Dans les médias, il n’hésite pas à dévoiler ses batteries et explique qu’en 2012, le premier tour sera commandé par le second : « La question sera alors : qui peut battre Sarkozy ? Réponse : je suis le seul. » Éloquente discordance des temps ! Persuadé de réussir le coup manqué en 2007, il précise sa tactique : faire d’une pierre deux coups en obtenant l’appui d’une partie de la gauche, parce qu’il sera seul capable de battre Sarkozy, et d’une partie de la droite, parce qu’il sera seul capable de battre simultanément la gauche. « Quand je serai le favori, tout le monde viendra me soutenir. » Comment devenir ce « favori » ? Il ne doute pas d’apparaître comme le rassembleur de la République, à partir d’un étonnant autoportrait en négatif : « Je ne suis pas étatiste, pas capitaliste, pas socialiste, simplement humaniste. » Simplicité ou simplisme ?
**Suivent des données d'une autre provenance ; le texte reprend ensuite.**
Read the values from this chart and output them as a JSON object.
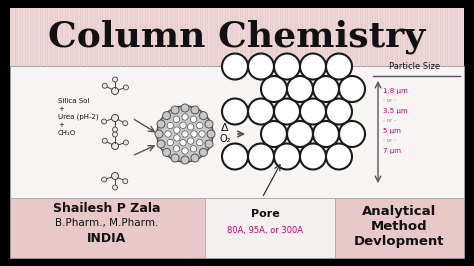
{
  "title": "Column Chemistry",
  "title_fontsize": 26,
  "title_bg": "#f0d8d8",
  "content_bg": "#f5f0f0",
  "bottom_left_bg": "#e8c8c8",
  "bottom_right_bg": "#e8c8c8",
  "bottom_center_bg": "#f5f0f0",
  "left_label_line1": "Shailesh P Zala",
  "left_label_line2": "B.Pharm., M.Pharm.",
  "left_label_line3": "INDIA",
  "right_label_line1": "Analytical",
  "right_label_line2": "Method",
  "right_label_line3": "Devlopment",
  "particle_size_label": "Particle Size",
  "particle_sizes": [
    "1.8 μm",
    "- or -",
    "3.5 μm",
    "- or -",
    "5 μm",
    "- or -",
    "7 μm"
  ],
  "pore_label": "Pore",
  "pore_sizes": "80A, 95A, or 300A",
  "delta_label": "Δ",
  "o2_label": "O₂",
  "outer_bg": "#000000",
  "text_color_main": "#111111",
  "text_color_magenta": "#cc0066",
  "particle_size_color": "#cc0066",
  "stripe_color": "#e0c8c8",
  "silica_label1": "Silica Sol",
  "silica_label2": "+",
  "silica_label3": "Urea (pH-2)",
  "silica_label4": "+",
  "silica_label5": "CH₂O"
}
Avec la même conviction impavide, il est sûr de se détacher des autres candidats « qui ne pourront que favoriser Sarkozy en faisant diversion ». 

Episode burlesque

En attendant, il s’interdit toute tentative de rapprochement : pas de programme commun ni d’accord de gouvernement « avec des appareils autour de la table ». C’était déjà sa position en 2007. On se rappelle le burlesque épisode de l’aubade nocturne de la rue Clerc, quand il refusa d’ouvrir la porte de son immeuble parisien à Ségolène Royal. Sa rivale venait pourtant lui offrir rien de moins que le poste de Premier ministre s’il s’engageait à faire voter pour elle au second tour.
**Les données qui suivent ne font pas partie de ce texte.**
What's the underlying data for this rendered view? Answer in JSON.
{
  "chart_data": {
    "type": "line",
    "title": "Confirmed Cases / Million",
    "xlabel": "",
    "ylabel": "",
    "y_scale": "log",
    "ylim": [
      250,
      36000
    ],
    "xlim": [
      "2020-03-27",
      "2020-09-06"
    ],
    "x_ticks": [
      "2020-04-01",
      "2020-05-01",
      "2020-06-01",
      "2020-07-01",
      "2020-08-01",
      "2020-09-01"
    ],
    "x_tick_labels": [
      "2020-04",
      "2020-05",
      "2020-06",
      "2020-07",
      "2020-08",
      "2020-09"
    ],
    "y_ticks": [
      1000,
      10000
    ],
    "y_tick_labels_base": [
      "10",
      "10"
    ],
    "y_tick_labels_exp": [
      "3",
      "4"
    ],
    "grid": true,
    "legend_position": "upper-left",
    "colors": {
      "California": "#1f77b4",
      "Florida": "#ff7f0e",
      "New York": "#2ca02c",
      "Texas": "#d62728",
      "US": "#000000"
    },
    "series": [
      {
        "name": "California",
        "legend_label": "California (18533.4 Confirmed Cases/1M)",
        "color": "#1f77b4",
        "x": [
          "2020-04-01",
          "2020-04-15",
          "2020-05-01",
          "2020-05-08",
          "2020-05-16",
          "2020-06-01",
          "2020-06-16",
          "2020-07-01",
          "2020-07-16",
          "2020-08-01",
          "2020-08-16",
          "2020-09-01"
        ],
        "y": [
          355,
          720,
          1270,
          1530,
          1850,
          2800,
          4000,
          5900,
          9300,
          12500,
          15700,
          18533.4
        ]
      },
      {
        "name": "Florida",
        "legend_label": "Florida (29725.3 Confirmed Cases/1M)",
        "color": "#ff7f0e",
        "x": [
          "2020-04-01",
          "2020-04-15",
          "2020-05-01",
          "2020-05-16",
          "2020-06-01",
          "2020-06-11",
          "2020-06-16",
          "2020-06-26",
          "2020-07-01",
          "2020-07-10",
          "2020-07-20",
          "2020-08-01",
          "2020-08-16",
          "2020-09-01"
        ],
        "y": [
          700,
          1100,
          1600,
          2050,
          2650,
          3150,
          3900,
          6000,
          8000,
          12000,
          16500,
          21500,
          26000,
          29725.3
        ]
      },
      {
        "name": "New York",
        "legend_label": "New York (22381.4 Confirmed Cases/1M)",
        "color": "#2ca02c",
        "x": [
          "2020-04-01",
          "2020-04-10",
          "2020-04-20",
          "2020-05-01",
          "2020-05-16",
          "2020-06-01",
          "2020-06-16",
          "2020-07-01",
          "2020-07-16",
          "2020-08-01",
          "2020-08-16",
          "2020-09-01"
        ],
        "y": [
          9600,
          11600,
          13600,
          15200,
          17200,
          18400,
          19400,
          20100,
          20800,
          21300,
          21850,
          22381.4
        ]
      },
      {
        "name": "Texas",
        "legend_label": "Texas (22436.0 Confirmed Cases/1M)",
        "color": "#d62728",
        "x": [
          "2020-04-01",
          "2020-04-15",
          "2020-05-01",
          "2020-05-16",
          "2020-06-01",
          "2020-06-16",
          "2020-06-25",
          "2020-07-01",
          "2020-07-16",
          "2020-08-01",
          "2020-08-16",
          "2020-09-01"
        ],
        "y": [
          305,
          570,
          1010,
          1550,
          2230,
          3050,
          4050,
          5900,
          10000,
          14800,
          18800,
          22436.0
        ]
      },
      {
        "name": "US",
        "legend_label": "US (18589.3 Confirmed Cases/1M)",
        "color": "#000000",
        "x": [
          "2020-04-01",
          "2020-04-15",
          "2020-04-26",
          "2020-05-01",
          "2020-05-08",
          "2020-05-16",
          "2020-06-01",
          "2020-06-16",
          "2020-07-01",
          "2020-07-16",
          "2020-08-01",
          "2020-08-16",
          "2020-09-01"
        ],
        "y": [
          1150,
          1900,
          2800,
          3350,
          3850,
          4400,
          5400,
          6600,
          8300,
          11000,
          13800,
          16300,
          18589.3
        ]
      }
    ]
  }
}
Les socialistes n’ont garde de l’oublier. « C’est avec nous que se fera l’alternance », proclame Hollande, tout en proposant à Bayrou « une clarification des convergences et des divergences » pour en tirer « éventuellement » les conclusions. Martine Aubry n’est pas moins catégorique : « Vous dénoncez, mais que proposez-vous ? » lance-t-elle à l’adresse de Bayrou en rappelant que ses représentants « ultralibéraux » à Strasbourg votent à l’inverse de ses positions à Paris. « Lorsqu’il aura choisi, conclut-elle, et après que nous aurons réussi l’essentiel en réunissant la gauche, nous pourrons discuter. »

Tel est, aujourd’hui comme hier, le principal obstacle sur la route encore longue et incertaine que François Bayrou s’est tracée vers le pouvoir suprême.